At an upper bearing side 5 and on a lower bearing side 6 has the cage implant 1 each a substantially trapezoidal edge bearing surface (exemplified with 7 characterized) for supporting a vertebral body. The area of the passage 4 on the total area of the bearing side 5 respectively. 6 of the cage implant 1 is about a quarter to a fifth. Penetration into a vertebral body is thus avoided particularly reliably.

Every storage area 7 carries parallel, mutually approximately equally spaced grooves (exemplified figured with 8th ). Between the ribs 8th the roughness is about Ra = 15 and Rz = 60.

The annular disk body 2 of the cage implant 1 has one from a first page 9 to a second page 10 linearly increasing thickness. Ribs 8th are the same size over the entire area of the bearing surfaces and provided with an approximately triangular cross-section.
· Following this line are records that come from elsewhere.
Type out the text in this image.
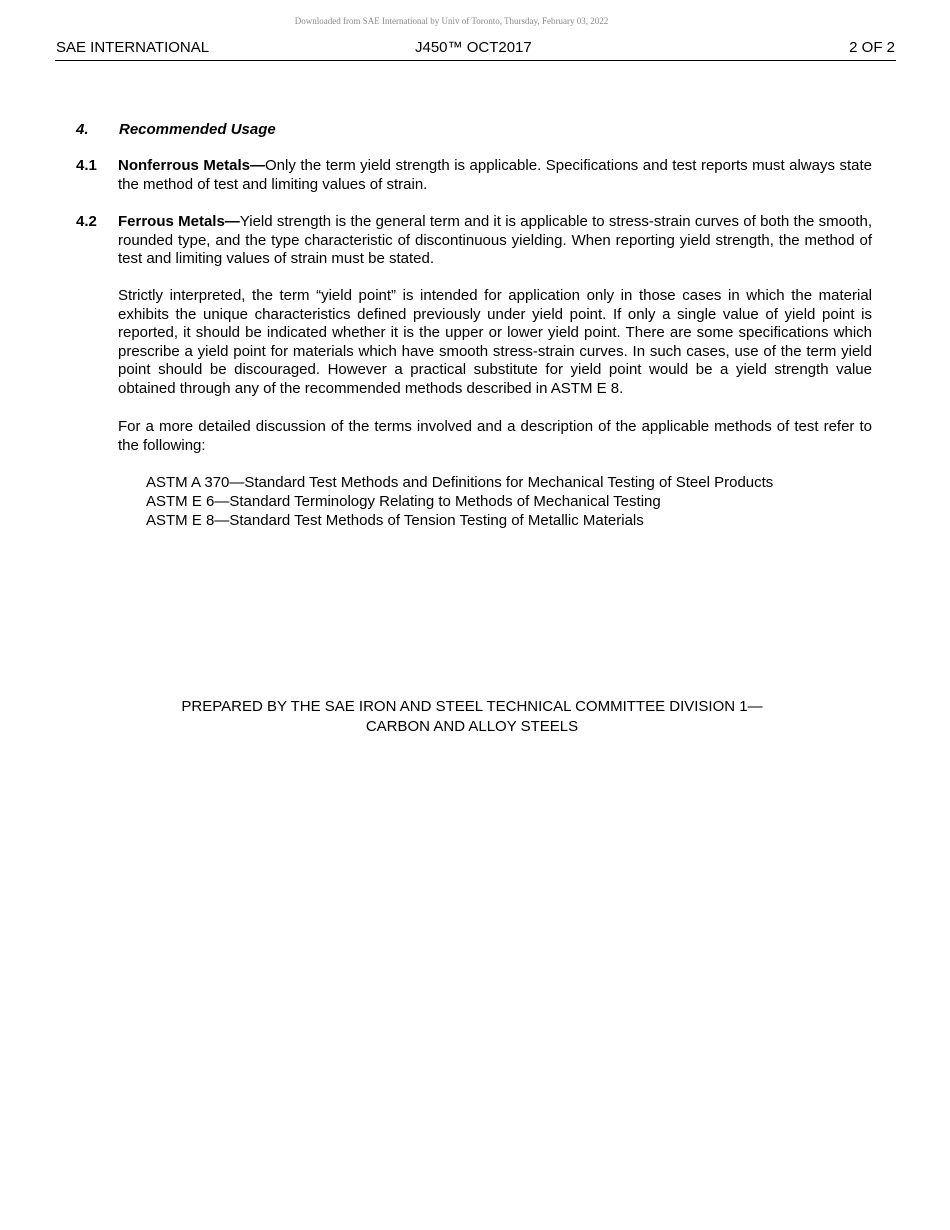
Downloaded from SAE International by Univ of Toronto, Thursday, February 03, 2022
SAE INTERNATIONAL	J450™ OCT2017	2 OF 2
4. Recommended Usage
4.1 Nonferrous Metals—Only the term yield strength is applicable. Specifications and test reports must always state the method of test and limiting values of strain.
4.2 Ferrous Metals—Yield strength is the general term and it is applicable to stress-strain curves of both the smooth, rounded type, and the type characteristic of discontinuous yielding. When reporting yield strength, the method of test and limiting values of strain must be stated.
Strictly interpreted, the term “yield point” is intended for application only in those cases in which the material exhibits the unique characteristics defined previously under yield point. If only a single value of yield point is reported, it should be indicated whether it is the upper or lower yield point. There are some specifications which prescribe a yield point for materials which have smooth stress-strain curves. In such cases, use of the term yield point should be discouraged. However a practical substitute for yield point would be a yield strength value obtained through any of the recommended methods described in ASTM E 8.
For a more detailed discussion of the terms involved and a description of the applicable methods of test refer to the following:
ASTM A 370—Standard Test Methods and Definitions for Mechanical Testing of Steel Products
ASTM E 6—Standard Terminology Relating to Methods of Mechanical Testing
ASTM E 8—Standard Test Methods of Tension Testing of Metallic Materials
PREPARED BY THE SAE IRON AND STEEL TECHNICAL COMMITTEE DIVISION 1—
CARBON AND ALLOY STEELS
This results along bearing edges 11 (numbered as an example) a planar interface of the cage implant 1 at the upper bearing side 5 and on the lower bearing side 6 ,

Claims (15)

Industrially produced implant, in particular Cage implant, characterized in that the implant is at least predominantly made of a bone replacement material. Implant according to claim 1, characterized in that that a bone substitute material bone cement, in particular PMMA, is. Implant according to claim 1 or 2, characterized that a storage area for one vertebra at least about half, preferably more than two-thirds, makes up a bearing side. Implant according to one of the preceding claims, characterized characterized in that an edge contour is rounded parabolic. Implant according to one of the preceding claims through ribs on a storage area. Implant according to one of the preceding claims, characterized characterized in that ribs are aligned parallel to each other. Implant according to one of the preceding claims by a surface roughness a storage area from Ra = 12.5 to 18 and Rz = 54.5 to 75.1. Implant according to one of the preceding claims by loading with an antibiotic, especially gentamicin. Method for producing an industrially produced Implant, in particular a cage implant, according to one of the preceding Claims. Method according to claim 9, characterized in that that a solid shape for producing a geometrically determined Implant is used on a tool. Method according to claim 9 or 10, characterized that a form to the individual shape needs of a patient, in particular a different width, is set. Method according to one of claims 9 to 11, characterized that a multipart tool, in particular a modular tool, used to manufacture the implant. Bone replacement material, in particular bone cement, especially PMMA, for use as a material for producing a industrially produced implant, in particular a cage implant preferred according to one of the claims 1 to 8. Use of bone substitute material, especially Bone cement, especially PMMA, for an industrially manufactured implant, in particular for a cage implant. Use according to claim 14 for an implant after a the claims 1 to 8.